１２文字連接抽出手段２ファイル毎出現頻度情報抽出手段３２文字連接選択手段４表作成手段５記録位置概略情報６検索エントリおよび検索内容７表検索手段８検索候補文書９詳細検索手段 1 2 Character concatenation extraction means 2 File-by-file appearance frequency information extraction means 3 2 Character concatenation selection means 4 Table creation means 5 Recording position summary information 6 Search entry and search content 7 Table search means 8 Search candidate document 9 Detailed search means

Claims

[Claims]

1. A two-character concatenation extraction means for extracting an arbitrary two-character concatenation from a Japanese character code string of a search target document in a storage medium, and frequency information for obtaining the frequency of the two-character concatenation appearing in each document file. Extraction means, means for selecting a two-character concatenation whose appearance frequency does not exceed a preset threshold value in the two-character concatenation, and the remaining one character and two characters with the first character of the selected two-character concatenation as an entry. A table creating means for creating a table containing the recording position outline information of the document to be searched for which the character connection is extracted, and connecting the two characters from the search character string input at the time of the search request based on the appearance frequency. By selecting the first character of the selected two-character concatenation as the search entry and the second character as the search content, the search content is searched from the created table by using the search entry, and the corresponding recording position outline information is searched. A search device characterized by performing a detailed search for a search target document after acquiring information and narrowing down the search target document.

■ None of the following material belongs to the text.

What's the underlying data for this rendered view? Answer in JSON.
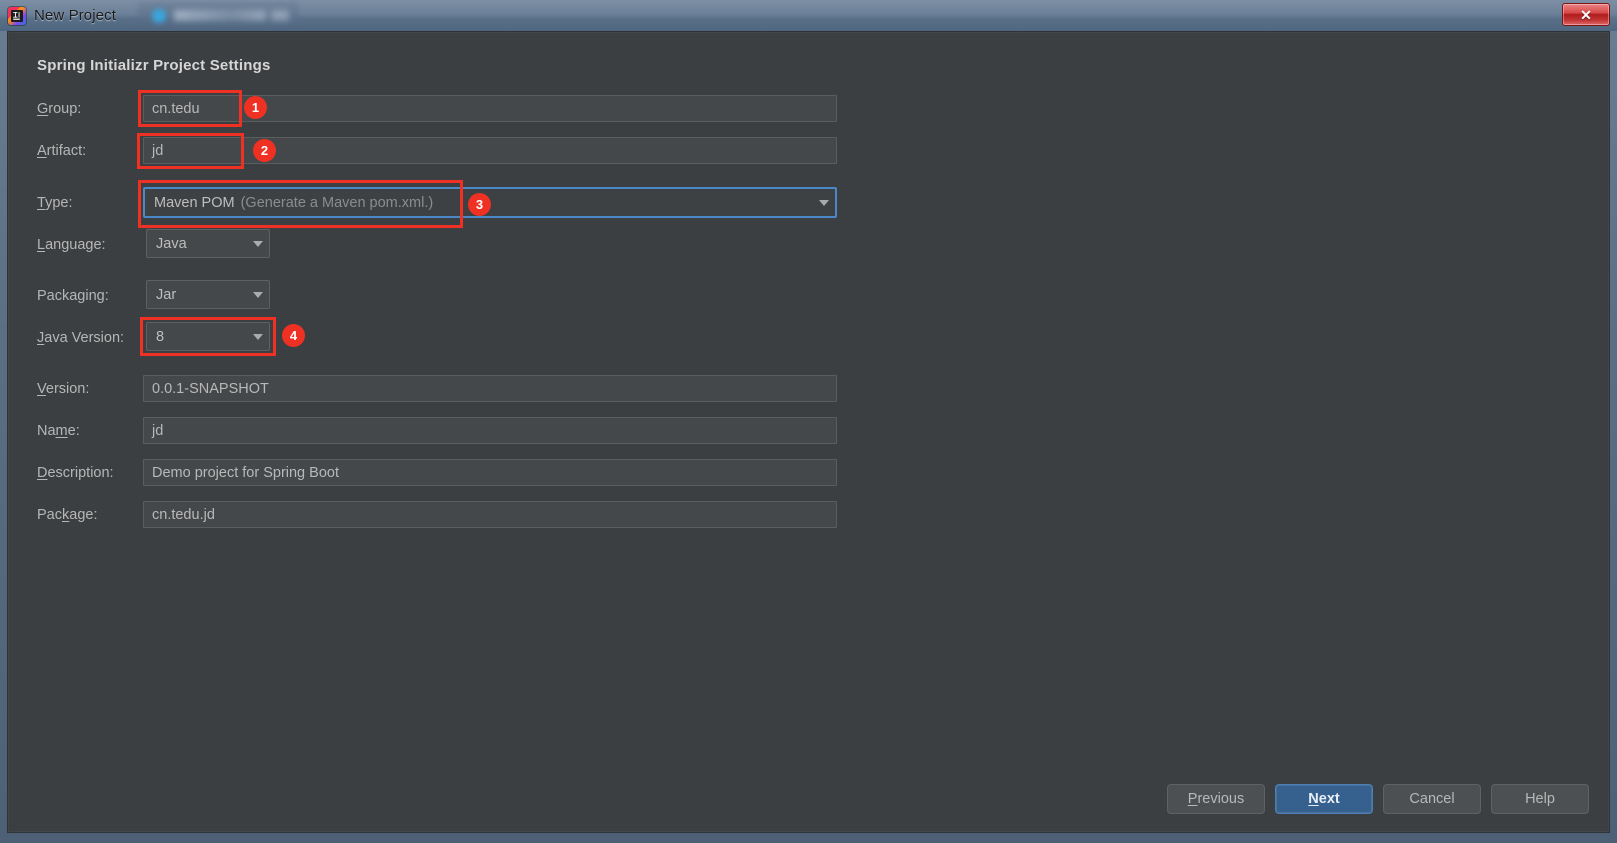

2. The search device according to claim 1, wherein a character combination that forms a two-character concatenation that includes punctuation marks "." And "," is not selected when a table is created.

3. The retrieval apparatus according to claim 1, wherein character combinations that form a two-character concatenation that do not begin with hiragana are not selected when creating a table.